Arbitrage is the purchase of a product which is then sold to make a profit. Successful arbitrage relies on the fact that different markets value products at different rates. It's popular in the stock and commodities market, and is the driving force behind a number of industries from antiques to cryptocurrency. A person who uses arbitrage is called an arbitrageur.
A classic example of arbitrage is vintage clothing. A given set of old clothes might cost $50 at a thrift store or an auction. At a vintage boutique or online, fashion conscious customers might pay $500 for the same clothes. A smart consumer can spend $50 at their local thrift shop, and then sell the same item on Etsy for $500.
That's an example of arbitrage with $450 in profit, before other costs like listing fees, transaction fees, and shipping costs are considered. Those factors and others, such as the amount of labor and time involved, can complicate low-volume arbitrage like this. At the same time, arbitrage is a powerful profit-making tool used everywhere from garage sales to international banking.
Arbitrage is a widely used practice that occurs on just about every level of the economy.
Exchange rates are an important form of arbitrage. If the exchange rate in London is £1 = $2 while the exchange rate in the U.S. is £1 = $3, then a smart consumer can make a profit simply by converting their money from dollars to pounds in London, then converting it back when they return to the U.S.
Arbitrage, or "arbing," is used in sports betting. Since different bookmakers offer different odds on a given event, a gambler can bet different amounts on all possible outcomes of an event, guaranteeing profit no matter what happens. As an extreme example, if one bookmaker were offering odds of 3-to-1 that a team would win, and another were offering odds of 30-to-1 that they would lose, then a gambler could simply bet $10 with the first and $1 with the second, spending $11 for a guaranteed $30 return.
Arbitrage also occurs on a corporate scale. Global labor arbitrage, commonly called "offshoring," refers to a form of arbitrage in which companies move their assets to countries with the lowest labor costs, paying less money for the same work.
Many cryptocurrency investors are arbitrageurs. Cryptocurrency value is highly variable, dependent on a wide variety of factors.

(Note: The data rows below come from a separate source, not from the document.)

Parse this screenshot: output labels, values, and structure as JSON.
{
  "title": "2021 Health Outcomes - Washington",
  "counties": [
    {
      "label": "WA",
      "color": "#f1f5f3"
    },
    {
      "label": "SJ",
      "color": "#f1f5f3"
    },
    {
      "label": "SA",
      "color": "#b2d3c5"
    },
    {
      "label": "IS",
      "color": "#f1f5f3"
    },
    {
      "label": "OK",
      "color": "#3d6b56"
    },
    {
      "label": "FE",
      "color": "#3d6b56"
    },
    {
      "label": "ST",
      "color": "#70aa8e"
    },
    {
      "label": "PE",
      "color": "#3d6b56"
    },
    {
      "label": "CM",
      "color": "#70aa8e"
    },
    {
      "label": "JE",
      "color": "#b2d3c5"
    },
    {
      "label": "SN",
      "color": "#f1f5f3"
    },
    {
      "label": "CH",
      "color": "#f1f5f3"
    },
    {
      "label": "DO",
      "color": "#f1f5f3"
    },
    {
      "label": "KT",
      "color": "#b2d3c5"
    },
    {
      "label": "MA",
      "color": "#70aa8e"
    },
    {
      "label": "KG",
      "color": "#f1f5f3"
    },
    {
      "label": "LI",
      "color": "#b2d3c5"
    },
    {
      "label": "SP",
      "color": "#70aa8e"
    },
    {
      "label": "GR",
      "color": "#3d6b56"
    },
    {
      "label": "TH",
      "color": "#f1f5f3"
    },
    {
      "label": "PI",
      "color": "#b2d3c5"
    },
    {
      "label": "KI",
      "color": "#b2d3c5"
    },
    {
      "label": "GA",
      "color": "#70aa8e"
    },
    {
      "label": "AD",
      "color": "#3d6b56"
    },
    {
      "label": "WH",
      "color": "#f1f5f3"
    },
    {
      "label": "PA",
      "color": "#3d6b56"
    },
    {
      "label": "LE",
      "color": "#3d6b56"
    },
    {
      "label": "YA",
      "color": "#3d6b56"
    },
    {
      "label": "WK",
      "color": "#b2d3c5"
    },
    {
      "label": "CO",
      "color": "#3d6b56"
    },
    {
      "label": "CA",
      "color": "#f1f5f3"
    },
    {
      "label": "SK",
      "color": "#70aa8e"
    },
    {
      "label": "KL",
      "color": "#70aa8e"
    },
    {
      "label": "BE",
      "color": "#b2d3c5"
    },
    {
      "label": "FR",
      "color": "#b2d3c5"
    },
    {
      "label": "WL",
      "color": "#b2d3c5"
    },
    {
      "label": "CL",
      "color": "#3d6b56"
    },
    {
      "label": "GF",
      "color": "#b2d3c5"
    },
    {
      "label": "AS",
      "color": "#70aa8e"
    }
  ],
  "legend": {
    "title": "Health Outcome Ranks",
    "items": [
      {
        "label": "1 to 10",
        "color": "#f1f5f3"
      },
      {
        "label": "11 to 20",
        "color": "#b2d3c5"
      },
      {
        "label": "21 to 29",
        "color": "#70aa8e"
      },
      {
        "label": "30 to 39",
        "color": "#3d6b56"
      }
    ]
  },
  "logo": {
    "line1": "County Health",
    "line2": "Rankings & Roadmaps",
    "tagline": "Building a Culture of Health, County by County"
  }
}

By keeping a close eye on those factors, such as investor interest, media attention and tone, and increasing or decreasing use in the marketplace, smart crypto investors can spend a small amount of money buying into a given cryptocurrency, then selling it for conventional currency when the value is at its highest.
Arbitrage is a vital part of Internet marketing, particularly affiliate marketing. An affiliate marketer - that is, someone who promotes a company's product online and is paid a commission for delivering leads or successful sales - can buy low-cost traffic to earn a much higher commission. For example, let's say an affiliate marketer pays 10 cents per click in an ad campaign and anticipates a 10 percent conversion rate. In other words, he would spend $1 in traffic (10 clicks) to get one conversion (10 percent of 10 clicks). If the commission is more than $1 per conversion, he will have earned a profit.
Arbitrage is a core aspect of the global economy, whether you're a small businessperson selling vintage clothes on Etsy or a major investor trading billions of dollars across currency markets. Ultimately, it comes down to the oldest rule of investment: buy low, sell high.